I didn’t need the cash quickly, but a little extra dough never hurt anybody. I made good money from my work in LA as a criminal defense attorney. I had a very successful practice there. Several high-profile celebrities, who shall remain nameless, had padded my bank account nicely over seven of the last fifteen years. “I’ve seen the comps in the area, and if I can get around five hundred thousand extra out of the deal by making the house presentable, then it’s worth the wait.”
“Whatever you think is best,” she said smoothly.
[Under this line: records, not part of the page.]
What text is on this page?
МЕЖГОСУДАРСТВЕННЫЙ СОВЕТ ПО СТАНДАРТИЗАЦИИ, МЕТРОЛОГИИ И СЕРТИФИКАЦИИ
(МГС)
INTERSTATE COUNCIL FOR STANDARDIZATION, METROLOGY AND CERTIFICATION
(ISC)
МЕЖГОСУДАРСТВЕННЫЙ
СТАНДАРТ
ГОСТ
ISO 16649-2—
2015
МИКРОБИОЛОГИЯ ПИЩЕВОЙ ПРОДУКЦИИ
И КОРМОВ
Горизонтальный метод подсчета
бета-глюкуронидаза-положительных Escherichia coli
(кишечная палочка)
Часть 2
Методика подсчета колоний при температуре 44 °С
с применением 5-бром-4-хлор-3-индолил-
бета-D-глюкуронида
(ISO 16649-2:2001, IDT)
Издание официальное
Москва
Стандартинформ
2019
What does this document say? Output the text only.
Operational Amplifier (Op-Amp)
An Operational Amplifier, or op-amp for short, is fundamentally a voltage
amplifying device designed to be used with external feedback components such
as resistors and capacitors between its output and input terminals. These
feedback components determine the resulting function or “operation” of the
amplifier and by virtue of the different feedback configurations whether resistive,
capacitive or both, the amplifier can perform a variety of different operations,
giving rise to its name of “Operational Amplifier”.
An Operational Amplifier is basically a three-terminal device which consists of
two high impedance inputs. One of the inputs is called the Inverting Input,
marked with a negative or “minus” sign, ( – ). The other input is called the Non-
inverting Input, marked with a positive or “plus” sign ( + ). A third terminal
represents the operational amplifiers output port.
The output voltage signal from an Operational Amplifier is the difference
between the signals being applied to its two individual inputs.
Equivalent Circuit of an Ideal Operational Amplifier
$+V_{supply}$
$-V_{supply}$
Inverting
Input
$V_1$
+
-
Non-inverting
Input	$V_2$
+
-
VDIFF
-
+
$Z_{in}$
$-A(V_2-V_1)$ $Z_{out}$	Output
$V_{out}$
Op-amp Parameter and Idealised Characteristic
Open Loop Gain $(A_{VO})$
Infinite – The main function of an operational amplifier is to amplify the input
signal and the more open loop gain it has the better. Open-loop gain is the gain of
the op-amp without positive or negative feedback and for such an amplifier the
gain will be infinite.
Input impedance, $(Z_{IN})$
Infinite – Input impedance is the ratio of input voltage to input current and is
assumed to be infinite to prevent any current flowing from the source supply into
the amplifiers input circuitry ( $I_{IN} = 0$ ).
“I plan on hanging around town a couple of weeks to keep an eye on the renovations. I haven’t taken much time off in the last few years, and I could use a short break.” I had no intentions of sitting by the pool sipping drinks with umbrellas in them, and I doubt I’d know how to enjoy a real vacation if I tried. But I needed some rest whether I wanted it or not. I’d been having debilitating migraines lately, and my doctor felt it was probably stress related. I’d grudgingly agreed to take a few weeks off, mostly to get him off my back, but I’d been careful to bring my laptop.
“Would you like to see the rest?”
“No. I’ve seen enough for today.” I moved awkwardly toward the door, and she followed. “As you know, it’s been a while since I’ve been here. Would you be able to give me some names of contractors who are reputable?” I asked.
“I know several. I’ll have them meet you here tomorrow if you’d like. There are two I especially like, and they could give you a bid on the spot.” She paused next to my car and pinned me with her bright gaze. “Do you think I’ll be the Realtor of choice when the time comes to sell, Mr. Johnson?”
I nodded. I liked people who didn’t beat around the bush. Secrets and games made me nauseated. “Absolutely.”